VANCOUVER -- For the first time in 10 months, the Sea to Sky Gondola is welcoming visitors.

“It was really fun. I loved the hikes and stuff,” said Faeryn Sherry, who came with her school. "It’s amazing.”

Staff have worked tirelessly since the cable was cut in September 2020 to get it up and running once again. This was the second time the cable was vandalized, the first cut happening a year earlier, in August 2019.

“It was really scary because I don’t know who did it,” said Sherry. "And it’s just kind of like, why do it again?”

That’s the question on the minds of many: Could the vandal or vandals hit again?

As of the reopening, no suspect has ever been identified, and police have not released any photos or images depicting who it might be.

The RCMP told CTV News in an email that there are no new updates on the case, but it remains a priority for the Sea to Sky detachment.

Kirby Brown, general manager of the Sea to Sky Gondola, said security has become a "preoccupation" for the operators.

“I used to say I run a tourism business and now I run a security operation, and that’s both sad and true," Brown said.

After the first incident, the team increased security and they’ve done the same again this time.

“While I can’t mention specifics, I think the comprehensive nature of it is what makes it unique,” said Brown. "There’s additional measures that make it harder to access the towers, and also parking the cabins every single night, removing them from the line.”

Those cabins will be parked behind the guest services office each night and added back to the cable every morning. Brown said it takes about 30 minutes to do, and will keep the cabins safe from the elements such as storms. It will also ensure if someone successfully cuts the cable for a third time, no car will come crashing to the ground.

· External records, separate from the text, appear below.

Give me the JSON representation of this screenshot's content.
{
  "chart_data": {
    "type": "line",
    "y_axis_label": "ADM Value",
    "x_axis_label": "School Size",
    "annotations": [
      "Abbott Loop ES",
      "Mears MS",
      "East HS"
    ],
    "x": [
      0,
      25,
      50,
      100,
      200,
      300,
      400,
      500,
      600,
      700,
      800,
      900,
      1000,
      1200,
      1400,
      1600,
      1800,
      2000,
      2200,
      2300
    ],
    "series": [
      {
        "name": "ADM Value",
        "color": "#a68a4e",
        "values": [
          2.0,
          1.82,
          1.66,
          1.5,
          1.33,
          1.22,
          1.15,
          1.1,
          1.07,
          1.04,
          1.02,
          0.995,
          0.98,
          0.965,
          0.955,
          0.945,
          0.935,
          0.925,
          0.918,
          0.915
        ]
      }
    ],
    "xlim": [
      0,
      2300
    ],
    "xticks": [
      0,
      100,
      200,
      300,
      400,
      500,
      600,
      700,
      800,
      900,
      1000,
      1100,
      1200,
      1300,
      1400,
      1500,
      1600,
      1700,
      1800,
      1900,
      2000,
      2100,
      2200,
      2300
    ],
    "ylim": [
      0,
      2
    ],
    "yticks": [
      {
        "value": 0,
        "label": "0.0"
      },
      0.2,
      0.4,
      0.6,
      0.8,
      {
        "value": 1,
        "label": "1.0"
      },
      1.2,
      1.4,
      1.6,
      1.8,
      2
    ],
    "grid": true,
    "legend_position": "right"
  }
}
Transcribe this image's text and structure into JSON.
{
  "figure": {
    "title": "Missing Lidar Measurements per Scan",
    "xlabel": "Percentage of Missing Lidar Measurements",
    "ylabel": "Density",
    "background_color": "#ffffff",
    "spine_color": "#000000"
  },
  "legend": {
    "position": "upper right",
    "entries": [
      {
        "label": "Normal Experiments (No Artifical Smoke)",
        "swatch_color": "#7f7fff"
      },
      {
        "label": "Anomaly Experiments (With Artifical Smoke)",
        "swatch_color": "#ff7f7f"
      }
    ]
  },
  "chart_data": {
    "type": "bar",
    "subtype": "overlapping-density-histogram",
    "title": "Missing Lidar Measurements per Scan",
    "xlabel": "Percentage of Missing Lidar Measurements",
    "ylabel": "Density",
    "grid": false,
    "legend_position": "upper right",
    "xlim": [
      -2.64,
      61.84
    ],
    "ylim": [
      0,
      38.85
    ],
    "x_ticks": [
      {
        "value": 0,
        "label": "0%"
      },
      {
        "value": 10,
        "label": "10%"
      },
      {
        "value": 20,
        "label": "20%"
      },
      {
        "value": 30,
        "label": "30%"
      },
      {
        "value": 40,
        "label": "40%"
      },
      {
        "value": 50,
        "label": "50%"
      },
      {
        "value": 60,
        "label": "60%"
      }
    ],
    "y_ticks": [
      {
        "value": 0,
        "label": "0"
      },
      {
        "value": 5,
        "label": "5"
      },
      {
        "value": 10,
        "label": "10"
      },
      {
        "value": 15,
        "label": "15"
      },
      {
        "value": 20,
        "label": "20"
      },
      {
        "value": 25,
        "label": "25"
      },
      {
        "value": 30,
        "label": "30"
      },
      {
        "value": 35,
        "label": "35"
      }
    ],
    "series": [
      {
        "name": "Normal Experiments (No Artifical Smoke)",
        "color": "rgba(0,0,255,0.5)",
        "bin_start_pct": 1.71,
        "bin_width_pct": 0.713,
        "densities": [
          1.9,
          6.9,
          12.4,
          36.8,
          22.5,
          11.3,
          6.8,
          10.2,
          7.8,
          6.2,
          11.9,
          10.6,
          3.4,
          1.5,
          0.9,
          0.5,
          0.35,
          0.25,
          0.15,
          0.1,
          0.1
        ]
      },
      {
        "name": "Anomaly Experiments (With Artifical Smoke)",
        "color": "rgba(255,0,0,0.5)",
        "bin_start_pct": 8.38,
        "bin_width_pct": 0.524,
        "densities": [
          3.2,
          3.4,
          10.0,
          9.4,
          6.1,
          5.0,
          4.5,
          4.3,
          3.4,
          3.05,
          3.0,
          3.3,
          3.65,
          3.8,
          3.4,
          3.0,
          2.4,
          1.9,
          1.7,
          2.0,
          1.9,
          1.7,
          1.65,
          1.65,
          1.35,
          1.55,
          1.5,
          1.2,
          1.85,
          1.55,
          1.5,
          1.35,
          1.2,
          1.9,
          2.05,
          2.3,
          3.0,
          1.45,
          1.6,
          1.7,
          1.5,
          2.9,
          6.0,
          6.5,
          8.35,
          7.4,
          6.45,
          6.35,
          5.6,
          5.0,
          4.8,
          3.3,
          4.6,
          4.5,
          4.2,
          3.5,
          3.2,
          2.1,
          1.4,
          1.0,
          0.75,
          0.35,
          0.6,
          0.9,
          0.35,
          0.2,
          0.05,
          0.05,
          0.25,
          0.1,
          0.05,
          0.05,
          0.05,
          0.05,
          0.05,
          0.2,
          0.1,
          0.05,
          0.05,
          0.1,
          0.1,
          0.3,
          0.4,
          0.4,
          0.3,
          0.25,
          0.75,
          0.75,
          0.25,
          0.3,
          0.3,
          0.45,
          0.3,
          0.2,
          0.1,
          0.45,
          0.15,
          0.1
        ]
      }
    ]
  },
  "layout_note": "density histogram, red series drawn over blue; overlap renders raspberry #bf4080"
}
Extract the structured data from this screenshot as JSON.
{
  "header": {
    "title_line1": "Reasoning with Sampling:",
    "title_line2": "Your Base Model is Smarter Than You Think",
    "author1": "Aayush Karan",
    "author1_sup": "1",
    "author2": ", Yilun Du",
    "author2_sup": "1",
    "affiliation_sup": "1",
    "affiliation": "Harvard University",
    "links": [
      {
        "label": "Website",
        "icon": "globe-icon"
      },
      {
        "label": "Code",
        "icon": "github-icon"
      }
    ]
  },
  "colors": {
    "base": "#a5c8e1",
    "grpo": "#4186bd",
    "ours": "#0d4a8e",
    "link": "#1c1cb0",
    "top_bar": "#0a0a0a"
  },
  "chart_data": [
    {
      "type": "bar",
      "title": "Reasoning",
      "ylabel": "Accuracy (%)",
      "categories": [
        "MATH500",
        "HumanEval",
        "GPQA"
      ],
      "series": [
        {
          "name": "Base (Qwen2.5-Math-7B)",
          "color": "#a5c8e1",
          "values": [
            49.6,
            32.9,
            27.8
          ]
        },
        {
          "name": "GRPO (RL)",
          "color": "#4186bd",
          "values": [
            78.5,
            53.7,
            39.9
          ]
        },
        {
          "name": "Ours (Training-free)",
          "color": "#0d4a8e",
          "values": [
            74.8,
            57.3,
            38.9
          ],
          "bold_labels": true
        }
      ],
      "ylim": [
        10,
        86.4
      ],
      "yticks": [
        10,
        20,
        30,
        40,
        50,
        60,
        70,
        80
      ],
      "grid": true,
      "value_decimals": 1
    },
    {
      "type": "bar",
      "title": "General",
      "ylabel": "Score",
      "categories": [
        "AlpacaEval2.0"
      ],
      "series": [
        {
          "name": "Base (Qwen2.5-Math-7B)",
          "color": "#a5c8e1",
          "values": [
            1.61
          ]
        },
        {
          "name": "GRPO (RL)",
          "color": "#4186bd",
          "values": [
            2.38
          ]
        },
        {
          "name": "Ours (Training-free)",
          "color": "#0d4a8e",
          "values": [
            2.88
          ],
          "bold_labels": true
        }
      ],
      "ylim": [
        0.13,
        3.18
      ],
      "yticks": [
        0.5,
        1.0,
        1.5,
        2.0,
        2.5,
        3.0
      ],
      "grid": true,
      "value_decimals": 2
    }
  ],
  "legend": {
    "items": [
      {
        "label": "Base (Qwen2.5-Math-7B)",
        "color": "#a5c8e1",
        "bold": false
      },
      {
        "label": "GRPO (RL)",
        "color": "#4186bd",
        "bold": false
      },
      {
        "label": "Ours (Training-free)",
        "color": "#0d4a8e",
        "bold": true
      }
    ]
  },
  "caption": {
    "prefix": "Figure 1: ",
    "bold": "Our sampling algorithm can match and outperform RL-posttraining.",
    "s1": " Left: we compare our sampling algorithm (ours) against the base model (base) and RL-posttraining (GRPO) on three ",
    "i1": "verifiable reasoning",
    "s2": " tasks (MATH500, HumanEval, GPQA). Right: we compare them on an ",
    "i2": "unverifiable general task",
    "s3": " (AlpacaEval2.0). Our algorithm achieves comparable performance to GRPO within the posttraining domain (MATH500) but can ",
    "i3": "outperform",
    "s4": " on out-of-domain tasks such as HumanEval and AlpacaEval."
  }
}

“We’d all feel better when they catch these individuals or the individual. But we’ve accepted from the outset that this is our security posture forever,” said Brown.

Some surveillance camera towers are visible from the cabins as passengers ride to the top, but Brown explained there are some other measures taken that are not visible.

“We really have spent the last eight months digging deep into who we are, what we represent and how we want to be in this country, and that work has been hard and fascinating and very vulnerable,” said Brown.

There was a steady stream of hikers and sight seers arriving on opening day, eager to take in the view they’d missed for nearly a year.

“The people who’ve done this are reckless and they have directly endangered people’s lives,” said Brown. “Squamish is a town that deserves better.”